New use for San Francisco garages: upscale apartments

The following article was published in the The San Francisco Chronicle on April 19, 2019

For two full days every other week, bureaucrats from five city agencies gather in a conference room at the Department of Building Inspection to try to make it easier for San Franciscans to turn garages or basements into something different: housing.

“We’re all aware of the need,” said Marcelle Boudreaux, who represents the Planning Department at the meetings. “The goal is to make things easier and be more proactive.”

The multiagency effort began after Mayor London Breed in August called on officials to clear a backlog of roughly 900 accessory dwelling unit applications. Some had languished for months because no planner was assigned to get things started. Others foundered while departments offered conflicting interpretations of what city regulations did or didn’t allow.

Now that the backlog is cleared, with 479 new ADUs approved as a result, the process is straightforward.
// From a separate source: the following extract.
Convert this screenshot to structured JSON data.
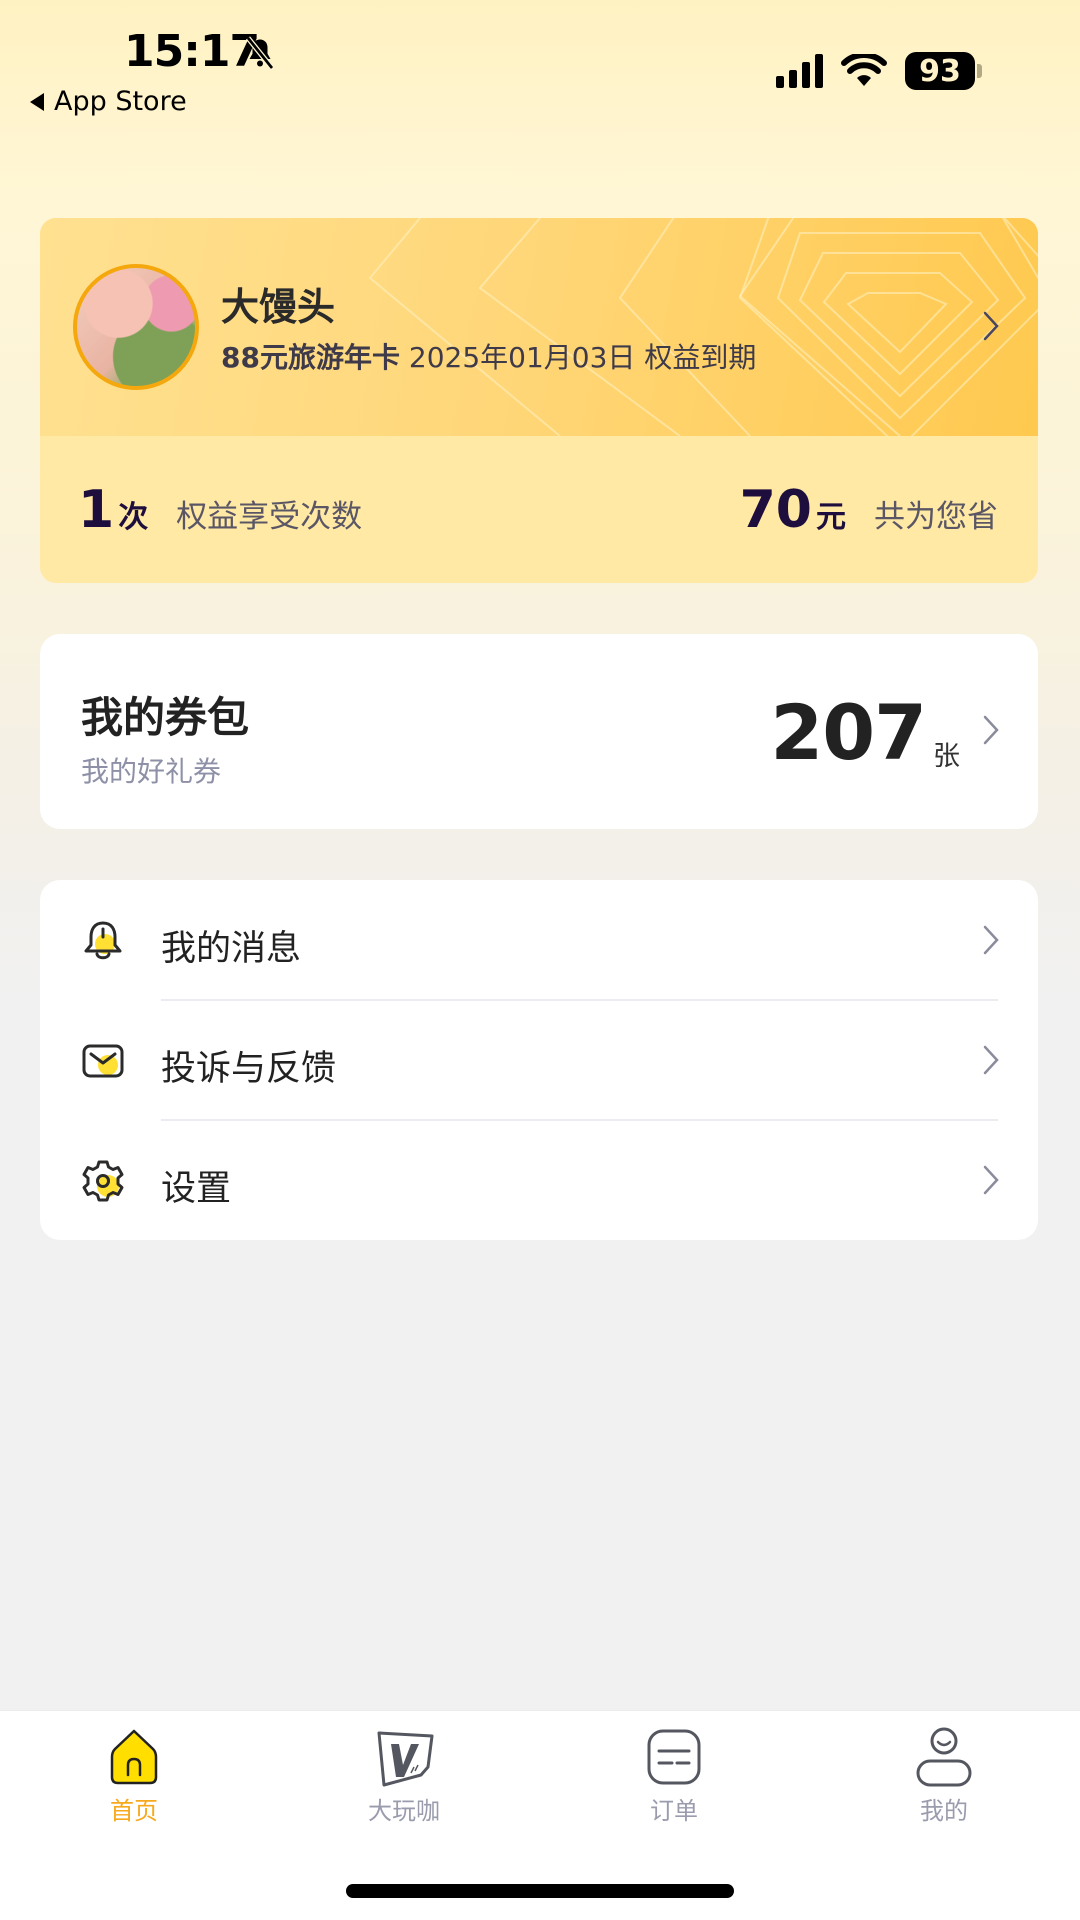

During the biweekly sessions, department staffers review each new application together and prepare a coordinated checklist response for the applicant.
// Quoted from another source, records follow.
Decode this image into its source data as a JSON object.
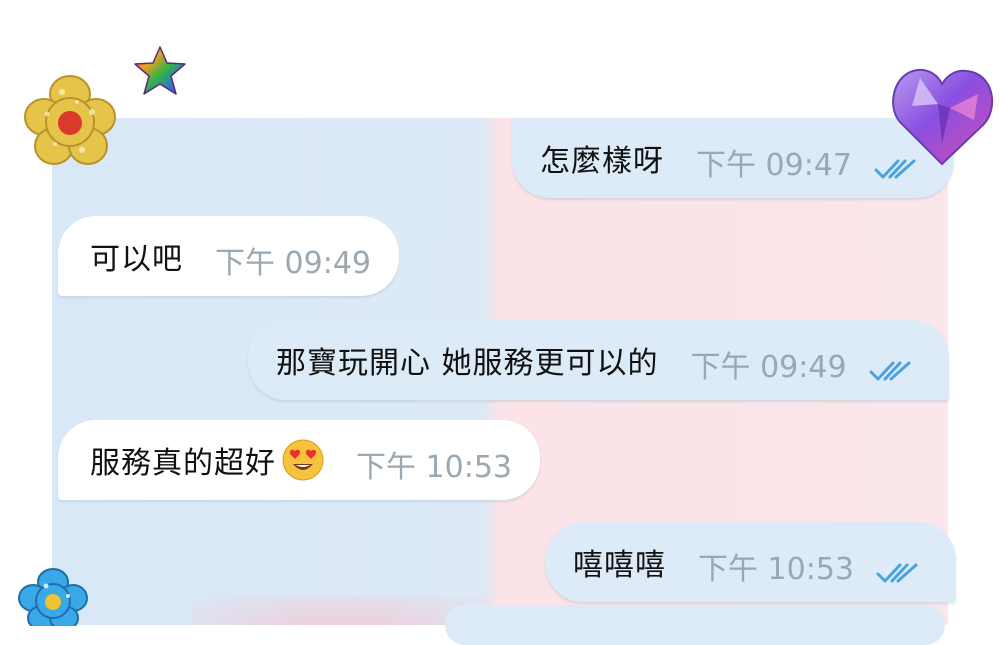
{
  "messages": [
    {
      "text": "怎麼樣呀",
      "time": "下午 09:47",
      "direction": "out",
      "read": true
    },
    {
      "text": "可以吧",
      "time": "下午 09:49",
      "direction": "in",
      "read": false
    },
    {
      "text": "那寶玩開心 她服務更可以的",
      "time": "下午 09:49",
      "direction": "out",
      "read": true
    },
    {
      "text": "服務真的超好",
      "emoji": "heart-eyes-emoji",
      "time": "下午 10:53",
      "direction": "in",
      "read": false
    },
    {
      "text": "嘻嘻嘻",
      "time": "下午 10:53",
      "direction": "out",
      "read": true
    }
  ],
  "colors": {
    "outgoing_bubble": "#dcebf7",
    "incoming_bubble": "#ffffff",
    "read_check": "#4aa3e0",
    "time_text": "#9aa8b4"
  },
  "decorations": [
    "gold-flower-sticker",
    "rainbow-star-sticker",
    "purple-heart-gem-sticker",
    "blue-flower-sticker"
  ]
}
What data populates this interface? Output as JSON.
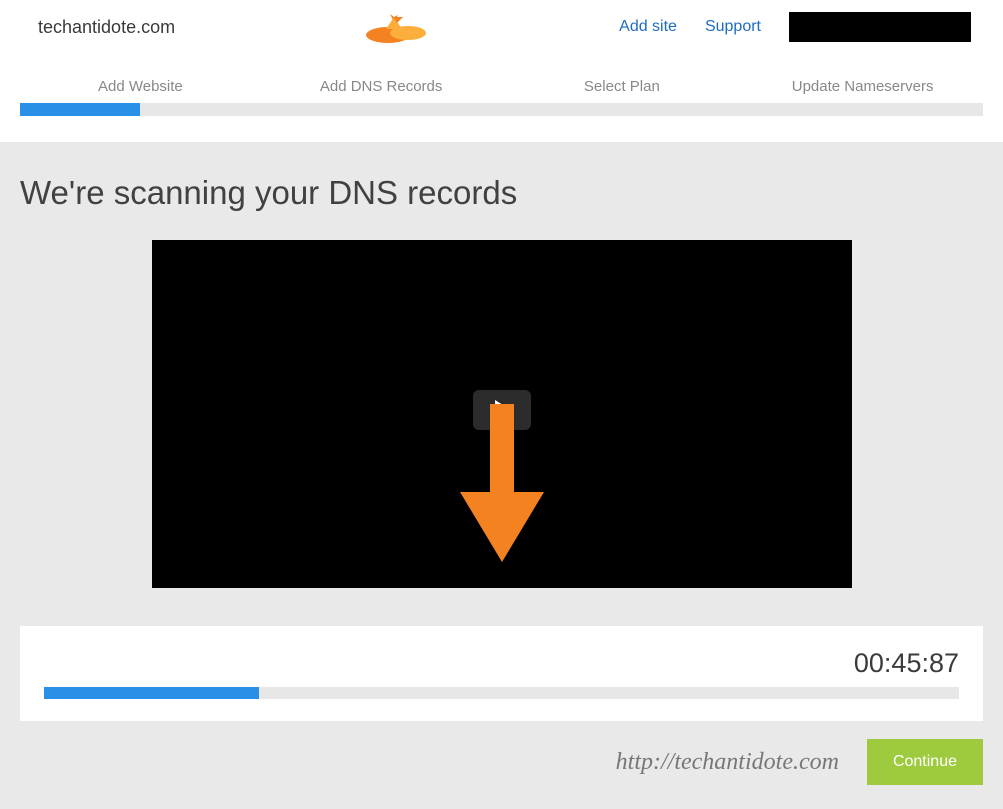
{
  "header": {
    "site_name": "techantidote.com",
    "links": {
      "add_site": "Add site",
      "support": "Support"
    }
  },
  "steps": {
    "items": [
      {
        "label": "Add Website"
      },
      {
        "label": "Add DNS Records"
      },
      {
        "label": "Select Plan"
      },
      {
        "label": "Update Nameservers"
      }
    ],
    "active_index": 0
  },
  "main": {
    "title": "We're scanning your DNS records"
  },
  "scan": {
    "timer": "00:45:87",
    "progress_pct": 23.5
  },
  "footer": {
    "watermark": "http://techantidote.com",
    "continue_label": "Continue"
  },
  "colors": {
    "accent_blue": "#2a8fe6",
    "link_blue": "#1e6cc0",
    "button_green": "#9dcb3d",
    "arrow_orange": "#f58220"
  }
}
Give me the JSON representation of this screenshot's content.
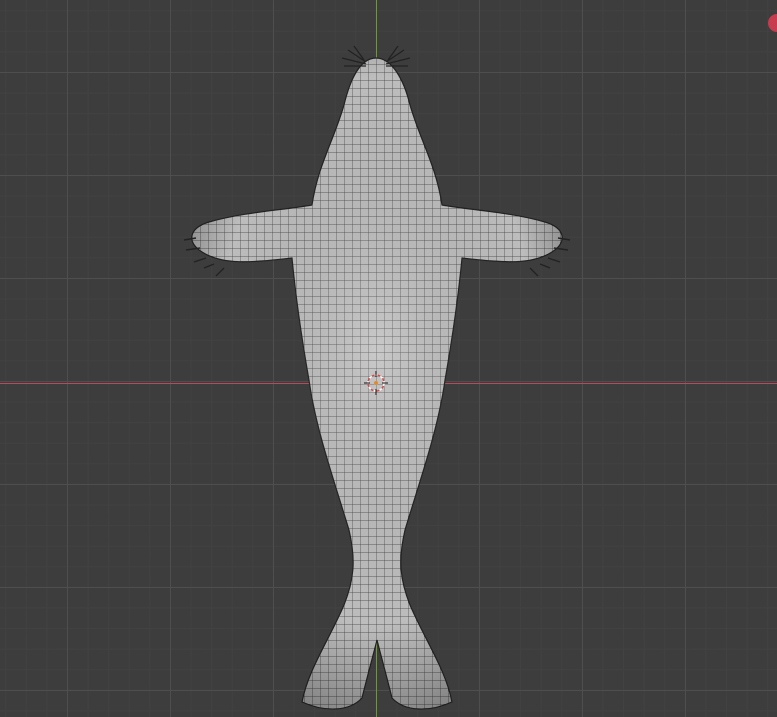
{
  "viewport": {
    "background_color": "#3d3d3d",
    "grid_color": "#505050",
    "x_axis_color": "#b94a58",
    "y_axis_color": "#6e9a2e",
    "mesh_color": "#b9b9b9",
    "wire_color": "#2a2a2a",
    "cursor_color": "#d24b4b"
  },
  "icons": {
    "cursor": "3d-cursor-icon",
    "gizmo": "navigation-gizmo-x-icon"
  }
}
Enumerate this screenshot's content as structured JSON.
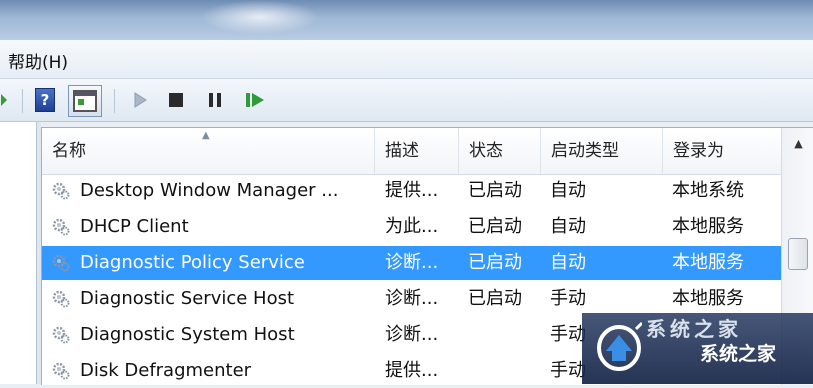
{
  "menu": {
    "help_label": "帮助(H)"
  },
  "toolbar": {
    "help_glyph": "?",
    "items": [
      "help-icon",
      "properties-icon",
      "start-service-icon",
      "stop-service-icon",
      "pause-service-icon",
      "restart-service-icon"
    ]
  },
  "columns": [
    "名称",
    "描述",
    "状态",
    "启动类型",
    "登录为"
  ],
  "services": [
    {
      "name": "Desktop Window Manager ...",
      "description": "提供...",
      "status": "已启动",
      "startup": "自动",
      "logon": "本地系统"
    },
    {
      "name": "DHCP Client",
      "description": "为此...",
      "status": "已启动",
      "startup": "自动",
      "logon": "本地服务"
    },
    {
      "name": "Diagnostic Policy Service",
      "description": "诊断...",
      "status": "已启动",
      "startup": "自动",
      "logon": "本地服务"
    },
    {
      "name": "Diagnostic Service Host",
      "description": "诊断...",
      "status": "已启动",
      "startup": "手动",
      "logon": "本地服务"
    },
    {
      "name": "Diagnostic System Host",
      "description": "诊断...",
      "status": "",
      "startup": "手动",
      "logon": ""
    },
    {
      "name": "Disk Defragmenter",
      "description": "提供...",
      "status": "",
      "startup": "手动",
      "logon": ""
    }
  ],
  "selected_row": 2,
  "watermark": {
    "text": "系统之家",
    "top_text": "系统之家"
  },
  "colors": {
    "selection": "#3399ff",
    "accent": "#1f3f93"
  }
}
After the applicant revises his or her plans, a time is scheduled for the applicant’s builder or designer to come in and go through the updates with each department representative separately. If all passes muster, the proposal can be approved then and there.

“It’s night and day since a year ago,” said Mark Hogan, an architect involved in dozens of San Francisco ADU projects. “The departments have really jumped on this.”

There’s a lot to jump on.

Unlike other cities, most applications in San Francisco involve requests to convert parking garages or other spaces in multiunit buildings, often when a landlord wants to carve a few extra apartments out of space that might be sitting mostly empty.

The construction costs for such conversions are likely to top $300,000 — but that’s more than balanced by the likelihood of high rents in return. A garage recently converted into a two-bedroom unit in Glen Park, for instance, is now being advertised with a monthly rent of $5,750.

But there’s also the challenge of city regulations that, for instance, require new ADUs in a multiunit structure to be accompanied by bicycle parking spaces. If a tenant with rent control has a parking space included in his or her lease, taking it away to build a new apartment is considered a partial eviction that can be challenged at the city’s Rent Board.

“Urban infill is the right way to go, providing more housing within existing space,” said Nina Hatvany, a real estate broker who has added 12 units to five buildings. “But everything here just takes a lot more time and is more expensive than you expect.”